Search code examples
javajava-native-interfacefork

Java Native Interface sneaky forking behavior


After a very long hunt and for a related bug, I came to this strange behavior:

If on Linux I run a single JNI method to do a select:

JNIEXPORT void JNICALL Java_SelectJNI_select(JNIEnv *env, jobject thisObj) {
  // Print the curerent PID
  fprintf(stderr, "PID: %d\n", getpid());

  // Wait for 30 seconds
  struct timeval *timeout = (struct timeval *) calloc(1, sizeof(struct timeval));
  timeout->tv_sec = 30;
  timeout->tv_usec = 0;
  select(0, NULL, NULL, NULL, timeout);

  return;
}

and then I run the executable with strace, the select is not executed with the PID I have printed, but with the PID of a child, with the original object actually waiting on a mutex (this doesn't happen if I execute the same call in a plain small C program).

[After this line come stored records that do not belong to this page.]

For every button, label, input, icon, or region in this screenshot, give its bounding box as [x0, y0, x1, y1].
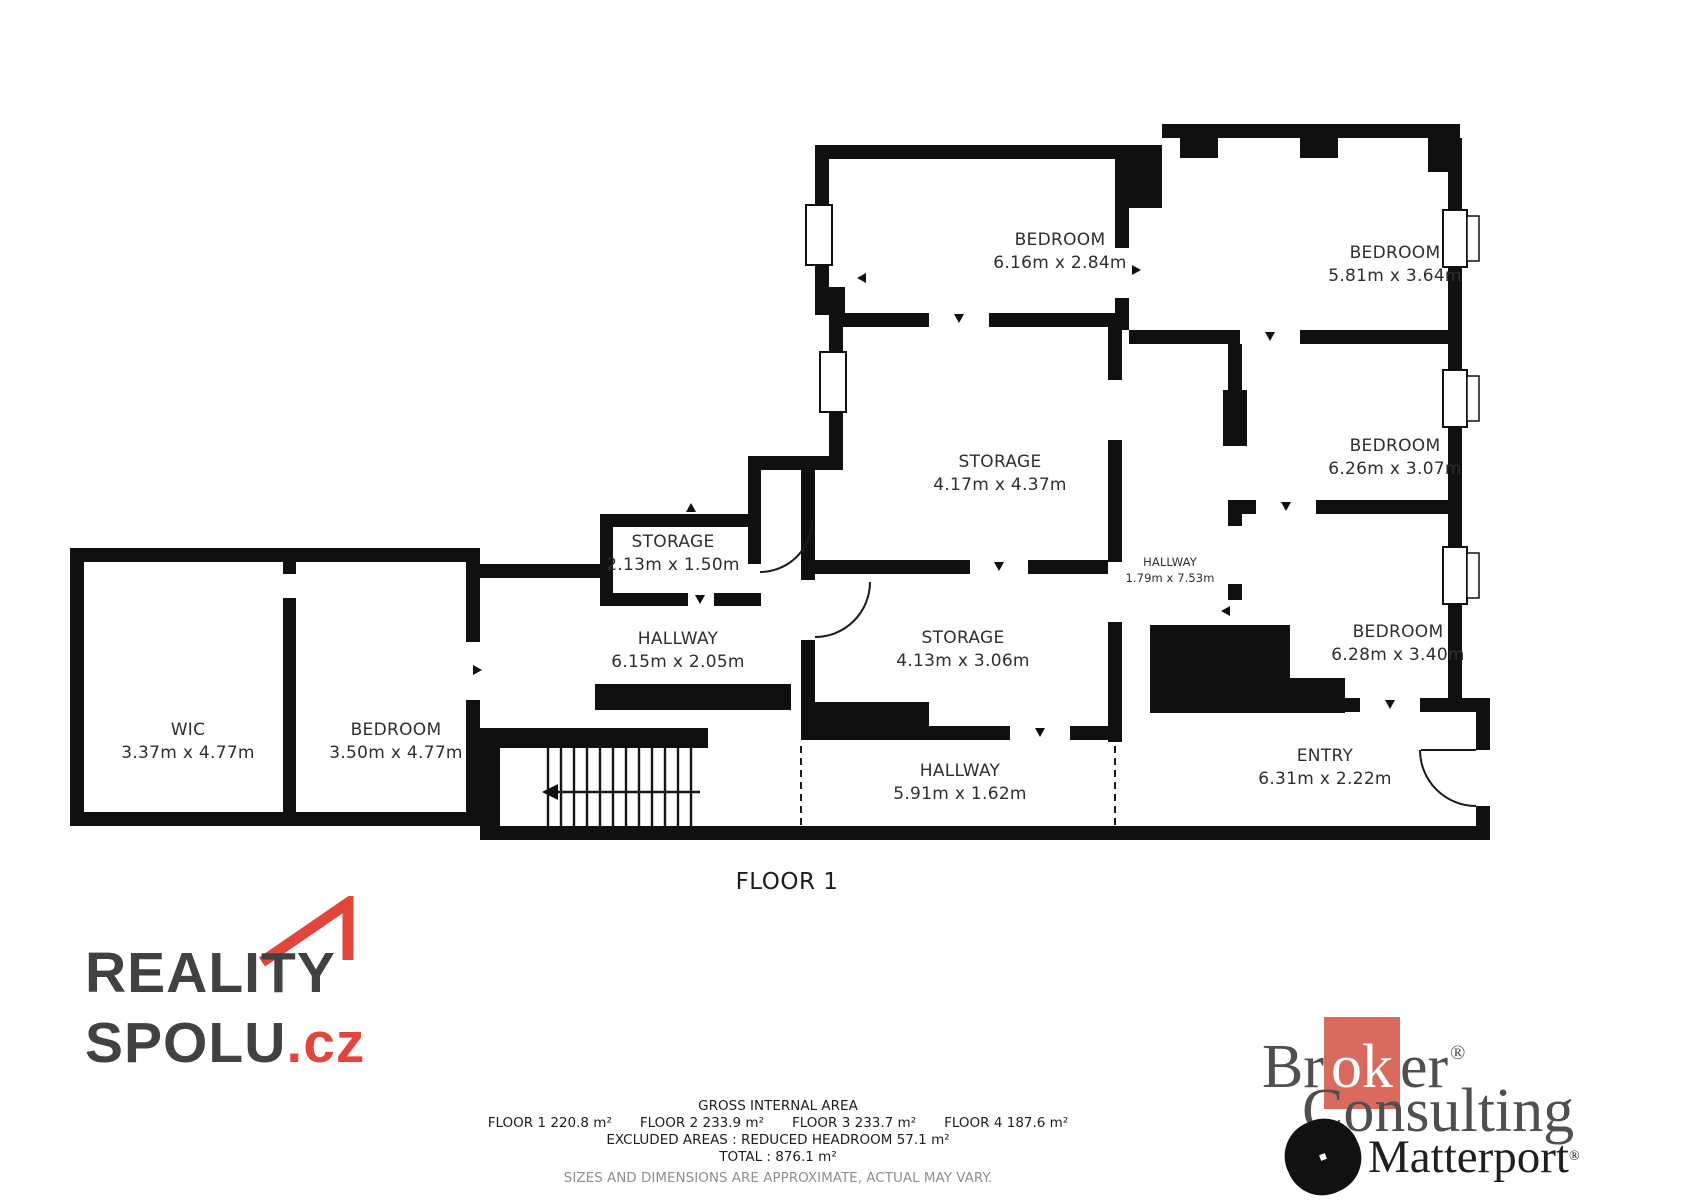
matterport-registered-mark: ®	[1569, 1149, 1580, 1165]
disclaimer: SIZES AND DIMENSIONS ARE APPROXIMATE, AC…	[474, 1170, 1083, 1187]
room-label: BEDROOM3.50m x 4.77m	[329, 719, 463, 765]
room-name: HALLWAY	[611, 628, 745, 651]
reality-logo-line1: REALITY	[85, 940, 336, 1006]
area-summary-title: GROSS INTERNAL AREA	[474, 1098, 1083, 1115]
room-dimensions: 6.31m x 2.22m	[1258, 768, 1392, 791]
room-label: ENTRY6.31m x 2.22m	[1258, 745, 1392, 791]
room-dimensions: 3.50m x 4.77m	[329, 742, 463, 765]
reality-logo-line2: SPOLU.cz	[85, 1010, 365, 1076]
room-dimensions: 6.28m x 3.40m	[1331, 644, 1465, 667]
matterport-wordmark: Matterport	[1368, 1130, 1569, 1184]
floorplan-page: BEDROOM6.16m x 2.84mBEDROOM5.81m x 3.64m…	[0, 0, 1697, 1200]
room-dimensions: 5.91m x 1.62m	[893, 783, 1027, 806]
stairs-direction-arrow	[542, 784, 558, 800]
matterport-pinwheel-icon	[1284, 1118, 1362, 1196]
area-summary: GROSS INTERNAL AREA FLOOR 1 220.8 m²FLOO…	[474, 1098, 1083, 1187]
room-dimensions: 6.16m x 2.84m	[993, 252, 1127, 275]
floor2-area: FLOOR 2 233.9 m²	[640, 1115, 764, 1131]
room-dimensions: 1.79m x 7.53m	[1125, 570, 1214, 586]
floor3-area: FLOOR 3 233.7 m²	[792, 1115, 916, 1131]
room-label: BEDROOM6.28m x 3.40m	[1331, 621, 1465, 667]
room-dimensions: 2.13m x 1.50m	[606, 554, 740, 577]
matterport-logo: Matterport ®	[1284, 1118, 1580, 1196]
room-name: STORAGE	[933, 451, 1067, 474]
room-label: HALLWAY5.91m x 1.62m	[893, 760, 1027, 806]
room-name: STORAGE	[896, 627, 1030, 650]
room-dimensions: 6.26m x 3.07m	[1328, 458, 1462, 481]
room-label: STORAGE4.17m x 4.37m	[933, 451, 1067, 497]
room-name: ENTRY	[1258, 745, 1392, 768]
room-label: STORAGE4.13m x 3.06m	[896, 627, 1030, 673]
room-name: HALLWAY	[893, 760, 1027, 783]
room-label: WIC3.37m x 4.77m	[121, 719, 255, 765]
room-label: STORAGE2.13m x 1.50m	[606, 531, 740, 577]
reality-spolu-logo: REALITY SPOLU.cz	[85, 896, 405, 1096]
room-label: HALLWAY6.15m x 2.05m	[611, 628, 745, 674]
room-name: STORAGE	[606, 531, 740, 554]
floor4-area: FLOOR 4 187.6 m²	[944, 1115, 1068, 1131]
walls	[70, 124, 1490, 840]
room-dimensions: 3.37m x 4.77m	[121, 742, 255, 765]
staircase	[542, 748, 700, 826]
room-name: HALLWAY	[1125, 554, 1214, 570]
room-label: BEDROOM5.81m x 3.64m	[1328, 242, 1462, 288]
floor-title: FLOOR 1	[736, 869, 839, 895]
reality-logo-cz: .cz	[286, 1011, 365, 1075]
room-dimensions: 5.81m x 3.64m	[1328, 265, 1462, 288]
room-label: BEDROOM6.26m x 3.07m	[1328, 435, 1462, 481]
room-dimensions: 4.17m x 4.37m	[933, 474, 1067, 497]
room-label: HALLWAY1.79m x 7.53m	[1125, 554, 1214, 586]
floor-areas: FLOOR 1 220.8 m²FLOOR 2 233.9 m²FLOOR 3 …	[474, 1115, 1083, 1132]
broker-registered-mark: ®	[1450, 1042, 1465, 1064]
room-name: BEDROOM	[329, 719, 463, 742]
floor1-area: FLOOR 1 220.8 m²	[488, 1115, 612, 1131]
room-dimensions: 6.15m x 2.05m	[611, 651, 745, 674]
excluded-areas: EXCLUDED AREAS : REDUCED HEADROOM 57.1 m…	[474, 1132, 1083, 1149]
room-label: BEDROOM6.16m x 2.84m	[993, 229, 1127, 275]
room-name: BEDROOM	[993, 229, 1127, 252]
total-area: TOTAL : 876.1 m²	[474, 1149, 1083, 1166]
room-name: WIC	[121, 719, 255, 742]
room-dimensions: 4.13m x 3.06m	[896, 650, 1030, 673]
room-name: BEDROOM	[1328, 435, 1462, 458]
reality-logo-spolu: SPOLU	[85, 1011, 286, 1075]
room-name: BEDROOM	[1331, 621, 1465, 644]
room-name: BEDROOM	[1328, 242, 1462, 265]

Say strace -f -o strace_output.txt java SelectJNI prints:

PID: 46811 

then grep select\( strace_output.txt will return:

46812 select(0, NULL, NULL, NULL, {tv_sec=30, tv_usec=0} <unfinished ...>

My guess is that JNI is forking and, in some way replacing the original select with its own wrapped version, probably to remain responsive.

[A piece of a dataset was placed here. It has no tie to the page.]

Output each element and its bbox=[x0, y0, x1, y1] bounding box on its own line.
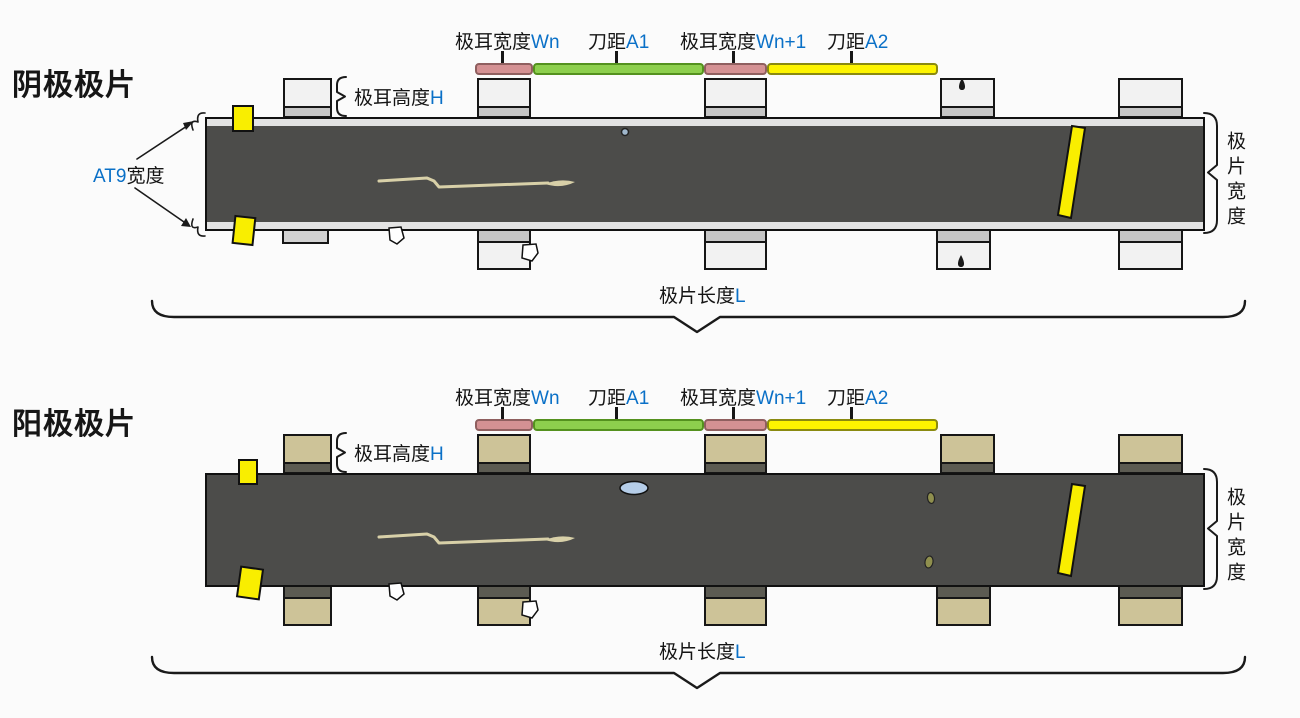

I have a lot of questions, but the ones I care more about are:

  1. Is my hypothesis correct? JNI replacing functions under my feet?
  2. Is this behavior documented somewhere?
  3. The process where the actual select is invoked seems always to be that of the first child. Can I rely on that? If not, how do I find out where select is actually running?

Solution

  • The JVM may indeed fork, but it does so to create new JVM threads, rather than whole processes. While 46811 is the PID, the thread that's actually running your code in question has TID 46812 (which is what strace prints), while still running under PID 46811. Replacing getpid with gettid in the sample should lead to a consistent output.